The History of Hut Eight


The book was never captured, but the indicators were broken and a skeleton code book constructed by Ross of Naval Section in 1941. The reconstruction of the book was simplified by the acknowledgement from Control of every Rossary that was sent, the acknowledgement giving the sense of the Rossary.

b) Short E-Bars (U-Bootskurzsignale).

The U-Bootskurzsignalheft (1940) was a 10 page phrase book specially designed for U-Boats. Phrases had 3 letter equivalents, a+c = g (mod 26). Example:

TTT Will be at Port of Arrival in 36 hours.
TUV   "    "   "     "    "       "      "  30     "

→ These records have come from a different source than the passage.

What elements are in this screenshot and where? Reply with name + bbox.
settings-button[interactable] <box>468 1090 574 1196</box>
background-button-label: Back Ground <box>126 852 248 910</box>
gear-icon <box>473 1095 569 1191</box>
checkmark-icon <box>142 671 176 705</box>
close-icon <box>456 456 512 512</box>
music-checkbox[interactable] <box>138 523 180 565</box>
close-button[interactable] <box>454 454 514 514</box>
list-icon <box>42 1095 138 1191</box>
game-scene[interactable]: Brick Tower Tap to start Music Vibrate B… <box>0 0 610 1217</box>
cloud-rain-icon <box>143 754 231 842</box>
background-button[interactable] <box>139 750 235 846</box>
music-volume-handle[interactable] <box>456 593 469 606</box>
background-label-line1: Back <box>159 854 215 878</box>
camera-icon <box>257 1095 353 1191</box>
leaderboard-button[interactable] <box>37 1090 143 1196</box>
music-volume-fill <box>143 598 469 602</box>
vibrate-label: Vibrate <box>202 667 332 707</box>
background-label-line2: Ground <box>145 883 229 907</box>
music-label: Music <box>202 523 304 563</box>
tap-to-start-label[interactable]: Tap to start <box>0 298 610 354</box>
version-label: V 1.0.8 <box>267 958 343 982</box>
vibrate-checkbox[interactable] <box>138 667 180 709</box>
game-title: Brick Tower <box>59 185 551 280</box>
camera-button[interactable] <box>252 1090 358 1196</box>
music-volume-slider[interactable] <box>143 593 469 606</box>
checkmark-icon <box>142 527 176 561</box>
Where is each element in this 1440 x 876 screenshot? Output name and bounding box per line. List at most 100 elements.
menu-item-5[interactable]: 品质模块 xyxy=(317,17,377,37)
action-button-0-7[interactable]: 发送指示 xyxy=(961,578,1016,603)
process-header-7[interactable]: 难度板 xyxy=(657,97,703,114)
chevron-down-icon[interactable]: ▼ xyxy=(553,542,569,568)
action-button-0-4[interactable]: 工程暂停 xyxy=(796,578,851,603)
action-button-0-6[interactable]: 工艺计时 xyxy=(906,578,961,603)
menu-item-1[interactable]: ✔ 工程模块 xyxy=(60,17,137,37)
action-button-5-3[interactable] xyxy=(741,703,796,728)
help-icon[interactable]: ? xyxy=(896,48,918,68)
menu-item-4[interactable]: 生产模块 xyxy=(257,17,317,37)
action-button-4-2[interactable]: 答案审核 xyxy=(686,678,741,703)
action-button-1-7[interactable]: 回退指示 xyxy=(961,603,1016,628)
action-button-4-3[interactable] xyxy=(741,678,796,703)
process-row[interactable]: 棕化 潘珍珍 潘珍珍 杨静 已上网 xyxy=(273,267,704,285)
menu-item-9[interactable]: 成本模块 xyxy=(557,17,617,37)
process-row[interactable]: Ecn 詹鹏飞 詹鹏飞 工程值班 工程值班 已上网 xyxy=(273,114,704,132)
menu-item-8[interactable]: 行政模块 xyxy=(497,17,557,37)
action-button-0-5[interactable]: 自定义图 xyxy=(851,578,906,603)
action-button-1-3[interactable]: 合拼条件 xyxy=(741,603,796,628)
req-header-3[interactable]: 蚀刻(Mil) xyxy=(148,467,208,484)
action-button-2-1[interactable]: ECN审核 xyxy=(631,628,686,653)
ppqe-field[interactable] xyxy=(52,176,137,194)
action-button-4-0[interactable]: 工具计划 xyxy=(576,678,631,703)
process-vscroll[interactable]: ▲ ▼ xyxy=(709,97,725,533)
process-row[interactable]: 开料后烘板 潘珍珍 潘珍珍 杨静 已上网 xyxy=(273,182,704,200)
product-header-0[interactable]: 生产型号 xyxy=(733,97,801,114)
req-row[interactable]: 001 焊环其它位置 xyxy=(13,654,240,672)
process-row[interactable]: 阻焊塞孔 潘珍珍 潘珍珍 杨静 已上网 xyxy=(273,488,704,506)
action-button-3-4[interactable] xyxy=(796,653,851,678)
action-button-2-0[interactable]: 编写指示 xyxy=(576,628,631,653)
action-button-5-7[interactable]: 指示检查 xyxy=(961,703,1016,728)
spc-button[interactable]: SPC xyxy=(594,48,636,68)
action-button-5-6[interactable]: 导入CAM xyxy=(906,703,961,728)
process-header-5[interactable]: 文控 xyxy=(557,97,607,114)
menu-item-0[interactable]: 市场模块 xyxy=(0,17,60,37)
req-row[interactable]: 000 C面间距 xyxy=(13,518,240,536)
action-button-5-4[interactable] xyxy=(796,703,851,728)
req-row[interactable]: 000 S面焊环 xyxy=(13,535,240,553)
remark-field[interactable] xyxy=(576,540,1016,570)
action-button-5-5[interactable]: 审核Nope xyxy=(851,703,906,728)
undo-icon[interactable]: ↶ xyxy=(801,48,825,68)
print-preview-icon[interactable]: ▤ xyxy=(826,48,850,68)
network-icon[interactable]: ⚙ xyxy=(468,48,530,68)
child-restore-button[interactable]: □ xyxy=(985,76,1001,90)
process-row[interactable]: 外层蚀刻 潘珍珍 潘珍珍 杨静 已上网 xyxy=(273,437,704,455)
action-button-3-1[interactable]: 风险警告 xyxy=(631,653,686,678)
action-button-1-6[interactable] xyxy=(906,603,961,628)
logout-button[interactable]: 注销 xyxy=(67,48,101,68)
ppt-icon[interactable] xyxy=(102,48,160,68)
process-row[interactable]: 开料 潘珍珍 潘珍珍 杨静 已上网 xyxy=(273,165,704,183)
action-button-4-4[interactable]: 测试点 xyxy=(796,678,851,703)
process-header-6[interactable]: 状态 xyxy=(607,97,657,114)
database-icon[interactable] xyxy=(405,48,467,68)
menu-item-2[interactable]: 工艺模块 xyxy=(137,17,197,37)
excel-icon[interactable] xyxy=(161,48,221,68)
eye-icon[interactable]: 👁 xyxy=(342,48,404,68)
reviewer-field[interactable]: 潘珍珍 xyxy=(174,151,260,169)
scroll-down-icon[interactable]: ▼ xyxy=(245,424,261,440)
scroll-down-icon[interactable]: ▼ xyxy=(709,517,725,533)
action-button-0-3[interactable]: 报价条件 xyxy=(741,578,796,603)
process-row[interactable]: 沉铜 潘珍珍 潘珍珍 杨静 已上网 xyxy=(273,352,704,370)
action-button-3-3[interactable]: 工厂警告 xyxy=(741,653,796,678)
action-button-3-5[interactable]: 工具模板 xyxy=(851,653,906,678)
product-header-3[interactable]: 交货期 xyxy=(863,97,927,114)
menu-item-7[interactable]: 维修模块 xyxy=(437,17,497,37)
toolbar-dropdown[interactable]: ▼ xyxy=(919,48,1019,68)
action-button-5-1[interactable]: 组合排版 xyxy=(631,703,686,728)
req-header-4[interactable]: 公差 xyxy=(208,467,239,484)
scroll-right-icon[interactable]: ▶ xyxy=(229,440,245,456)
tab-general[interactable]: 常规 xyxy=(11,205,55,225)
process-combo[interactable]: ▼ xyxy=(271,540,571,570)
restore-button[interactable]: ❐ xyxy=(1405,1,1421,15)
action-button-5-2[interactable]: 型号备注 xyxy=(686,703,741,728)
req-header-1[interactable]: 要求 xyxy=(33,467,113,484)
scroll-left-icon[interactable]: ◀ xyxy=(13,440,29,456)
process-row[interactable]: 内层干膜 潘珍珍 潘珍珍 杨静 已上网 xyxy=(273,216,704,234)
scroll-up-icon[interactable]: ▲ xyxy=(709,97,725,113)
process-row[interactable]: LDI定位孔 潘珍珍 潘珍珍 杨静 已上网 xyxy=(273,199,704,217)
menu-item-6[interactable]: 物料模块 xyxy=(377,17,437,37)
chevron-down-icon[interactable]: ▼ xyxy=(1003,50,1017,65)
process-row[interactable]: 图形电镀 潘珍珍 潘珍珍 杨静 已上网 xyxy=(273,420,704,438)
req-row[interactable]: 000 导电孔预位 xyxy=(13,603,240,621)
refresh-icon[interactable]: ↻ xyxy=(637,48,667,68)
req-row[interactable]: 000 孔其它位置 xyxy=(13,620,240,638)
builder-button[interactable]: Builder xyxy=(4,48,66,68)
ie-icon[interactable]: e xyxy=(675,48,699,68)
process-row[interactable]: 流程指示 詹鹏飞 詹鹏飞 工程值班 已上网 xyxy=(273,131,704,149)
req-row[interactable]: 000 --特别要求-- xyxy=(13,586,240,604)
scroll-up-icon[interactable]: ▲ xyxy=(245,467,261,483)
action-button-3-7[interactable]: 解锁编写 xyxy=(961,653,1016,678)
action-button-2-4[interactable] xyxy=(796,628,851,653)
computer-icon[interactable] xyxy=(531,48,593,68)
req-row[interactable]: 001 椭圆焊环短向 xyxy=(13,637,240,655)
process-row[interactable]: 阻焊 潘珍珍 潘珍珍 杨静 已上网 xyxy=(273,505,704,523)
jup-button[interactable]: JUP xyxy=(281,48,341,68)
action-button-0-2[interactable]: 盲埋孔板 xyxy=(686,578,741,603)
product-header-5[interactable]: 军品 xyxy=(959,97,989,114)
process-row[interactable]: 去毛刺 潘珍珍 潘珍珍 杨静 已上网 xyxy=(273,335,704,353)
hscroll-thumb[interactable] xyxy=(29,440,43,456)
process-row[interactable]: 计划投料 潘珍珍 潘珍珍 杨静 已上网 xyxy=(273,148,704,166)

Message settings were obtained from indicator tables of which 3 varieties are known:

BREMEN - in use until 12.5.41. Two tables of 26 settings for odd and even months as for Rossaries. The indicator letter appeared in the preamble of the signal.

DRESDEN   in use 12.5.41 -- 5.10.41.
AUGSBURG in use 5.10.41 -- 1.1.42.

Dresden and Augsburg each consisted of two tables (for odd and even months) of 132 settings, there being an unique setting depending on day of month and time of origin. No indicator was transmitted.

When Dresden and Augsburg were in force a cypher signal consisted of

E'E' (AlfaAlfa).
Time of Origin.
One cyphered group (rarely two).
Cyphered signature.

The phrase book -- with Bremen and Dresden -- was captured in 1941. Augsburg was partially reconstructed from cribs obtained from Control's acknowledgements.

c). B-Bars (Standortmeldung als U Bootskurzsignal) up to January 1942.

The Short E' phrase book contained no code groups equivalent to Naval Grid Squares, but gave instructions as to how these should be sent in a short message using the same indicator tables. The prefix B'B' replaced E'E' and the first 3 letters of the decode gave not a 3 letter book group but the grid position to 2 figures - omitting the first letter and with figures off the top row of the key board.